CAC: Try to remember back to competing in the CAC – what was your app about and why did you create it?
GR: Kindly, was a service and an initial prototype app I developed to help detect and prevent cyberbullying using AI / Natural Language Processing.
CAC: What are you most proud of in your academic or professional career thus far?
GR: What I am most proud of so far is the global impact of my innovation workshops. Over the last five years, I’ve had the privilege of reaching more than 120,000 students across 50 countries. These workshops are not just about teaching STEM or coding skills, they are about empowering young people to believe in their own ability to create change.
Seeing students take the five-step innovation process I share and then apply it to issues in their own communities has been the most rewarding part of my journey. It reminds me that innovation is contagious, and when you equip others with the right tools, the ripple effect can reach far beyond what you could achieve alone. That collective impact is what makes me the proudest.
CAC: Let’s look into the future – where do you hope to be in 2035?
GR: I plan to keep expanding my workshops and collaborating with more rural schools and refugee camps, while helping build maker spaces in underserved regions.
CAC: What excites you most about the future of technology and innovation?

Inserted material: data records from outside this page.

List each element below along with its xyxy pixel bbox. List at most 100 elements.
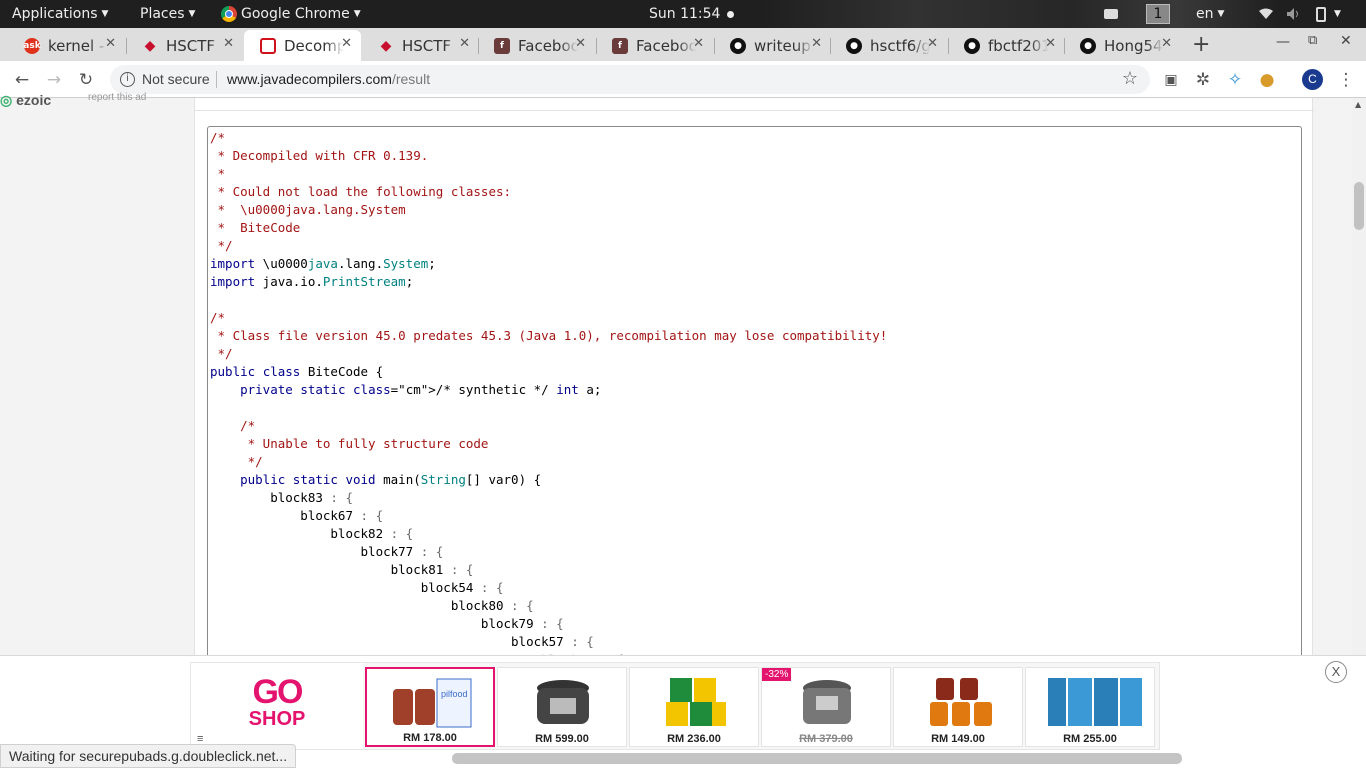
reload-icon[interactable]: ↻ xyxy=(74,68,98,92)
minimize-icon[interactable]: — xyxy=(1276,34,1290,50)
tab-title: kernel - xyxy=(48,36,105,55)
code-line: * Could not load the following classes: xyxy=(210,184,512,199)
code-line: * Class file version 45.0 predates 45.3 … xyxy=(210,328,888,343)
supplement-bottles-icon: pilfood xyxy=(389,675,475,731)
supplement-bottles-icon xyxy=(916,674,1002,730)
close-tab-icon[interactable]: ✕ xyxy=(693,36,704,51)
extension-shield-icon[interactable]: ✧ xyxy=(1223,68,1247,92)
forward-icon[interactable]: → xyxy=(42,68,66,92)
cookie-icon[interactable]: ● xyxy=(1255,68,1279,92)
close-tab-icon[interactable]: ✕ xyxy=(105,36,116,51)
close-tab-icon[interactable]: ✕ xyxy=(575,36,586,51)
ezoic-logo[interactable]: ◎ ezoic xyxy=(0,92,51,109)
decompiled-code-box[interactable]: /* * Decompiled with CFR 0.139. * * Coul… xyxy=(207,126,1302,666)
app-menu[interactable]: Google Chrome ▼ xyxy=(221,5,361,23)
goshop-logo-line1: GO xyxy=(252,673,304,711)
tab-kernel[interactable]: ask kernel - ✕ xyxy=(8,30,125,61)
code-line: * BiteCode xyxy=(210,220,301,235)
clock[interactable]: Sun 11:54 xyxy=(649,5,735,23)
close-tab-icon[interactable]: ✕ xyxy=(1045,36,1056,51)
ad-product[interactable]: RM 236.00 xyxy=(629,667,759,747)
caret-down-icon: ▼ xyxy=(1217,9,1225,19)
close-tab-icon[interactable]: ✕ xyxy=(459,36,470,51)
tab-decompiler[interactable]: Decompile✕ xyxy=(244,30,361,61)
tab-github-hong54[interactable]: ● Hong54 ✕ xyxy=(1064,30,1181,61)
clock-label: Sun 11:54 xyxy=(649,6,721,22)
browser-toolbar: ← → ↻ i Not secure www.javadecompilers.c… xyxy=(0,61,1366,98)
close-tab-icon[interactable]: ✕ xyxy=(223,36,234,51)
tab-title: Facebook xyxy=(636,36,696,55)
code-line: block77 : { xyxy=(210,544,444,559)
omnibox-divider xyxy=(216,71,217,88)
volume-icon[interactable] xyxy=(1286,5,1302,23)
tab-github-writeup[interactable]: ● writeup ✕ xyxy=(714,30,831,61)
new-tab-icon[interactable]: + xyxy=(1192,32,1210,57)
code-line: private static class="cm">/* synthetic *… xyxy=(240,382,602,397)
extension-gear-icon[interactable]: ✲ xyxy=(1191,68,1215,92)
url-host: www.javadecompilers.com xyxy=(227,71,392,87)
extension-user-icon[interactable]: ▣ xyxy=(1159,68,1183,92)
left-ad-column: ◎ ezoic report this ad xyxy=(0,92,172,658)
tab-title: fbctf201 xyxy=(988,36,1048,55)
tab-title: HSCTF xyxy=(402,36,452,55)
tab-facebook-1[interactable]: f Facebook✕ xyxy=(478,30,595,61)
tab-facebook-2[interactable]: f Facebook✕ xyxy=(596,30,713,61)
ad-close-label: X xyxy=(1331,664,1341,679)
battery-icon[interactable]: ▼ xyxy=(1316,5,1341,23)
ad-carousel[interactable]: GO SHOP ≡ pilfood RM 178.00 RM 599.00 RM… xyxy=(190,662,1160,750)
vertical-scrollbar[interactable]: ▲ ▼ xyxy=(1352,98,1366,748)
menu-kebab-icon[interactable]: ⋮ xyxy=(1334,68,1358,92)
scrollbar-thumb[interactable] xyxy=(1354,182,1364,230)
close-tab-icon[interactable]: ✕ xyxy=(341,36,352,51)
ad-product[interactable]: -32% RM 379.00 xyxy=(761,667,891,747)
restore-icon[interactable]: ⧉ xyxy=(1308,33,1317,48)
address-bar[interactable]: i Not secure www.javadecompilers.com/res… xyxy=(110,65,1150,94)
security-label[interactable]: Not secure xyxy=(142,71,210,87)
window-close-icon[interactable]: ✕ xyxy=(1340,33,1352,49)
report-ad-link[interactable]: report this ad xyxy=(88,92,146,103)
wifi-icon[interactable] xyxy=(1258,5,1274,23)
tab-title: HSCTF xyxy=(166,36,216,55)
ad-product[interactable]: RM 599.00 xyxy=(497,667,627,747)
code-line: /* xyxy=(210,310,226,325)
places-label: Places xyxy=(140,6,185,22)
close-tab-icon[interactable]: ✕ xyxy=(811,36,822,51)
close-tab-icon[interactable]: ✕ xyxy=(927,36,938,51)
goshop-logo-line2: SHOP xyxy=(248,708,306,730)
product-price: RM 178.00 xyxy=(403,732,457,744)
ad-product[interactable]: RM 255.00 xyxy=(1025,667,1155,747)
code-line: public static void main(String[] var0) { xyxy=(240,472,542,487)
back-icon[interactable]: ← xyxy=(10,68,34,92)
ad-product[interactable]: RM 149.00 xyxy=(893,667,1023,747)
code-line: block67 : { xyxy=(210,508,384,523)
horizontal-scrollbar-thumb[interactable] xyxy=(452,753,1182,764)
video-icon[interactable] xyxy=(1104,5,1118,23)
product-price: RM 599.00 xyxy=(535,733,589,745)
pressure-cooker-icon xyxy=(520,674,606,730)
applications-menu[interactable]: Applications ▼ xyxy=(12,5,108,23)
tab-github-hsctf6[interactable]: ● hsctf6/g ✕ xyxy=(830,30,947,61)
places-menu[interactable]: Places ▼ xyxy=(140,5,195,23)
goshop-logo[interactable]: GO SHOP ≡ xyxy=(191,663,363,749)
tab-hsctf-1[interactable]: ◆ HSCTF ✕ xyxy=(126,30,243,61)
ad-product[interactable]: pilfood RM 178.00 xyxy=(365,667,495,747)
tab-title: Facebook xyxy=(518,36,578,55)
code-line: import \u0000java.lang.System; xyxy=(210,256,436,271)
code-line: block57 : { xyxy=(210,634,594,649)
close-tab-icon[interactable]: ✕ xyxy=(1161,36,1172,51)
ad-close-icon[interactable]: X xyxy=(1325,661,1347,683)
info-icon[interactable]: i xyxy=(120,72,135,87)
tab-hsctf-2[interactable]: ◆ HSCTF ✕ xyxy=(362,30,479,61)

GR: We are entering an era where young people everywhere will have access to the tools and platforms to turn their ideas into reality, and that democratization of innovation will allow us to tackle global challenges together. Innovation is no longer limited to will no longer be limited to University labs, research institutions or corporations.
I’m especially inspired by the way AI is evolving, where it is not to replace creativity or critical thinking, but to take care of mundane and repetitive tasks so that humans can focus on imagination, empathy, and solving complex problems. Technology is becoming more human-centered, and the future excites me because it’s not just about what we invent, but how those inventions empower communities, create opportunities, and make the world more sustainable and inclusive.